I love this romance because it is hate-to-love, which I adore! Mary doesn't like Henry on the spot at first, and she lets her prickly side show. Henry thinks she is hilarious, and he likes her from the start. The two of them have great chemistry and the tension builds between them, even when Mary thinks she doesn't want an aristocrat like Henry. They are a great match and they understand each other. It was so adorable to watch them fall for each other. The romance was sweet and so lovely!
The conflict of this novella mainly deals with Mary Whitsun being the long-lost Albright twin, who disappeared the day she was born. Is Mary the missing twin? And who is trying to kill her, just days after Henry discovers her? The book does not end as you think it might, for both Mary and Henry.
I loooove the ending of this novella, because it ties in literally EVERYONE from the original trilogy in this series. Meaning, most of the Makepeace family, and the Reading family, but we also see the Huntington family and extensions (like Bridget and Val).

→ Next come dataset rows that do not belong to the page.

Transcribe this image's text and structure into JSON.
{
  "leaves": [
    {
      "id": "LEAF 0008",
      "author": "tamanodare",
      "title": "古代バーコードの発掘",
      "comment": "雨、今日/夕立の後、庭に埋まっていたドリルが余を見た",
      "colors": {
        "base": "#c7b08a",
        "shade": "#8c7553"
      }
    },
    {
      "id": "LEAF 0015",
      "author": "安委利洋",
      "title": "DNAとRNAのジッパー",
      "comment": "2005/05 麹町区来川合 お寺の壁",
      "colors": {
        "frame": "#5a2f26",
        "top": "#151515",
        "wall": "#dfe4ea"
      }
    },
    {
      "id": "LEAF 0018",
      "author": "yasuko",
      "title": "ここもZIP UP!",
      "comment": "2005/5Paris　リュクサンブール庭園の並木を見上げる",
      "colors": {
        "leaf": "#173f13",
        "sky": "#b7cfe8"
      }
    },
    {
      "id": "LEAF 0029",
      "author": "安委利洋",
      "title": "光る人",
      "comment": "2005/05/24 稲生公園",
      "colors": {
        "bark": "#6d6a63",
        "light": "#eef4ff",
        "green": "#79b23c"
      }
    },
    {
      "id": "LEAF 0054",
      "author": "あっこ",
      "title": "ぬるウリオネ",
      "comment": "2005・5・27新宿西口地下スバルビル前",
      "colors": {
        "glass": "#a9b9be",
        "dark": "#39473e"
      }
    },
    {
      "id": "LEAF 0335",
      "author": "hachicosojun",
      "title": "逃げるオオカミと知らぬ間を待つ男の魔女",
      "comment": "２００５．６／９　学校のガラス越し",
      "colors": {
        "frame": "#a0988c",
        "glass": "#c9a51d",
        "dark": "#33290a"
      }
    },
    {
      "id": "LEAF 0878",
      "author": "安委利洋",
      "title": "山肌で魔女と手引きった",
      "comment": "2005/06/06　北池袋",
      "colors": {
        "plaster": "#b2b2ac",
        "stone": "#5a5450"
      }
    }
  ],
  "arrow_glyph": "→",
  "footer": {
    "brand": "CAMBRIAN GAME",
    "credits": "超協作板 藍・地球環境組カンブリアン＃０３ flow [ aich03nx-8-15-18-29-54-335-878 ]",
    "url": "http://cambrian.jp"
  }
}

I can't remember if we see Silence and Michael. We see many members of the Wakefield family (like Phoebe and James), though I'm drawing a blank if we see Artemis and Maximus. I so wanted a cameo from them because of their little bundle of job that was hinted at, in one of Hoyt's holiday check-in extras. In any case, the ending of this book is perfect because everyone is a part of it. This made me so happy and a little sad too. Everyone is all grown up! These aren't even "my" book children and yet I'm so proud and happy. I can't even imagine how Hoyt feels!
What I Did Not Like:
I don't like that this series is officially over with this novella, okay? *cries*
Would I Recommend It:
I don't usually read novellas because they're so short and I often want them to be longer. But this novella was perfect in length of density - the story felt complete full. I definitely recommend the novella because it really makes the series feel final. I really recommend the entire series if you love historical romance.
4 stars. I appreciate Hoyt for writing this novella, and the other novellas of the series, and the series in general. I am so sad to see the series go and I'm feeling nostalgic already, but I can't wait to read whatever new projects she has in the works. I thought her contemporary was just as good! (I've read Once and Always and loved it. Ah!)